Dear Mr. Smith—: / I do not mind losing the Papiniano, but I shall miss the [Barlow] girls. I have been allowing myself to dream that they would consent to live in their house along with us, and play with our girls, and make life gay and innocent and frivolous and refine us, and life us up, and help us to be good so that in time
(the rest of it edited out by the fireside censor)
It is plain that
we should not have felt fre, in Papiniano: we should have had no feeling of
independence. As for me I should have felt that I was treading upon holy ground
all the time, and defiling it with unsanctified feet. That would have angered
me, it would have made me wish that that holy ground
in hell elsewhere
it belonged. I am not grieving about the loss of that sanctuary.
Miraville [another possibility suggested by Smith in his Sept. 5] does seem very attractive. We are a little afraid though that it may not have bed-rooms enough. We occupy 5 although we are but ourselves and two daughters in family. Could you employ some one to pencil off a simple plan of the house marking the sizes of the several rooms? Your brother [Edward Curtis Smith] drew a plan of Papiniano for us which explained the house perfectly. It showed us that we could have 9 bed rooms, besides servant rooms.

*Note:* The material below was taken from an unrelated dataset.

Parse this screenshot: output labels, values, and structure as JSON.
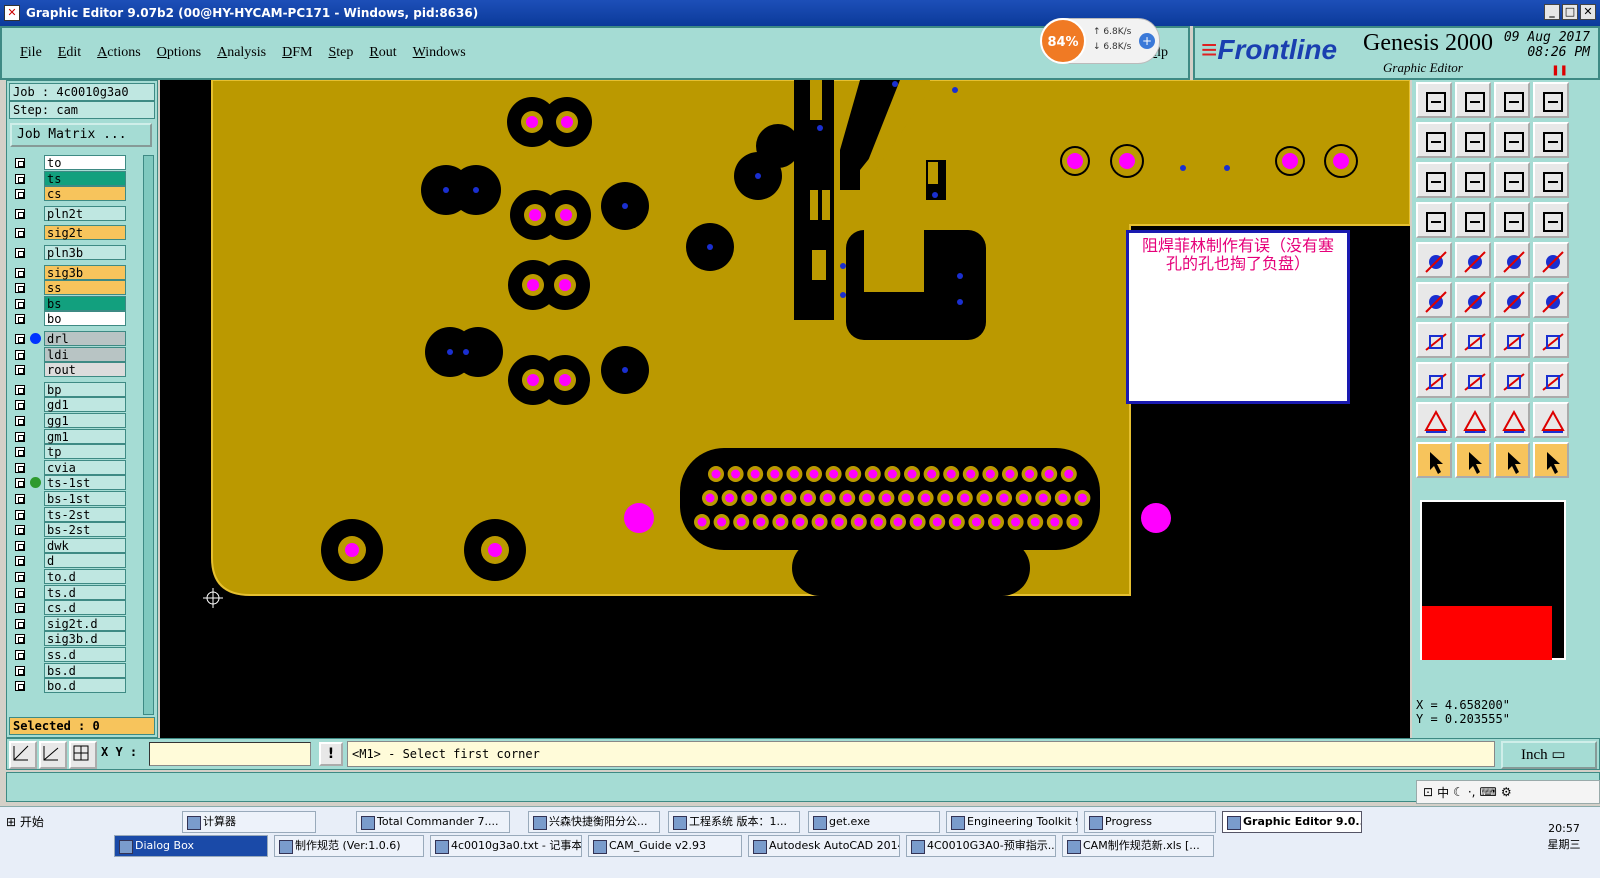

As for myself, I lean toward [Villa] La Luna, so I am waiting, with interest for your letter to come.
We are just as grateful to you as we can be, for taking all this trouble for us; and also for vouching for us financially so kindly and heartily; we thoroughly appreciate it. I mean to instruct the bank to send u100 to meet some of the outlays and a possible first payment on some Villa. Of course if it should be an expensive one I will at once send more.
It hurts me, that the [Barlow] girls should have made that unkind remark about contagious diseases, for it was unjust and undeserved. I give you my word I am the only person in this family that is addicted to them in anything like an intemperate and profligate way, and with the blessing of God I am breaking myself gradually, insomuch that I have hardly any of them this week. Sulphur is all I am using now. / Sincerely yours…[Orth 36; MTPO]. Note: Sam’s response suggests he knew the Misses Barlow.
Sam’s notebook: “Shylock Bliss stands out for his trifle of royalties” [NB 46 TS 24].
The Washington Times, p.5, ran an article with Sam’s Sept. 1 letter to Mark Bennett of the World’s Fair offices, St. Louis.
TWAIN WOULD RIDE WITH MONK’S GHOST
Great Humorist Who Immortalized Stage Driver Talks of St. Louis Exhibit.
That stage driver of the pioneer days played an important part in the development of the great West, and fairly won a place in the national history, is evidenced by the deep interest that has been aroused by the announcement that the Hank Monk relics will be exhibited by Nevada at the World’s Fair, St. Louis.
It has been announced that J. A. Yerrington, [sic Yerington] Nevada’s executive commissioner, has secured the old coach that Hank Monk drove—the one in which he took Horace Greeley into Placerville “on time,” and will use it at the World’s Fair as the coach of State for Nevada.
In “Roughing It” Mark Twain’s first famous book, Hank Monk was immortalized by the famous humorist, when he described the celebrated drive by which Hank Monk got the great editor into Placerville in time to keep a lecture engagement.
Dr. Clemens, at his picturesque Quarry Farm, in Elmira, N.Y., remembers well the thrilling early days, and when information reached him of Mr. Yerrington’s intention to exhibit the Hank Monk relics he said:
“This announcement brings a weight of years down upon my head. Those two names carry me back thirty-two years—Hank Monk and Yerrington. I think I was present when the watch was given Monk, but one cannot be very sure of things that happened in such ancient times. I am only sure that I knew Monk a little and that I knew Mr. Yerrington’s father well. I made one trip with Monk in that old stage; I wish I could be in St. Louis on my day next June and make one with his ghost.”
Hank Monk was a New Yorker, having been born in Waddington, St. Lawrence county. He was a stage driver all his life. He spent his early years driving a stage between Wellington and Massena. George A. Monk, a brother of the famous stage driver, now lives in Gouvernor, N. Y., and a sister, Mrs. R. N. Kellog lives in Hartford, Conn. George A. Monk has a number of relics that he will loan Mr. Yerrington [sic J.A. Yerington] and they will be added to the World’s Fair collection.
SLC used mourning border for most letters from Susy’s death on, then from Livy’s death on.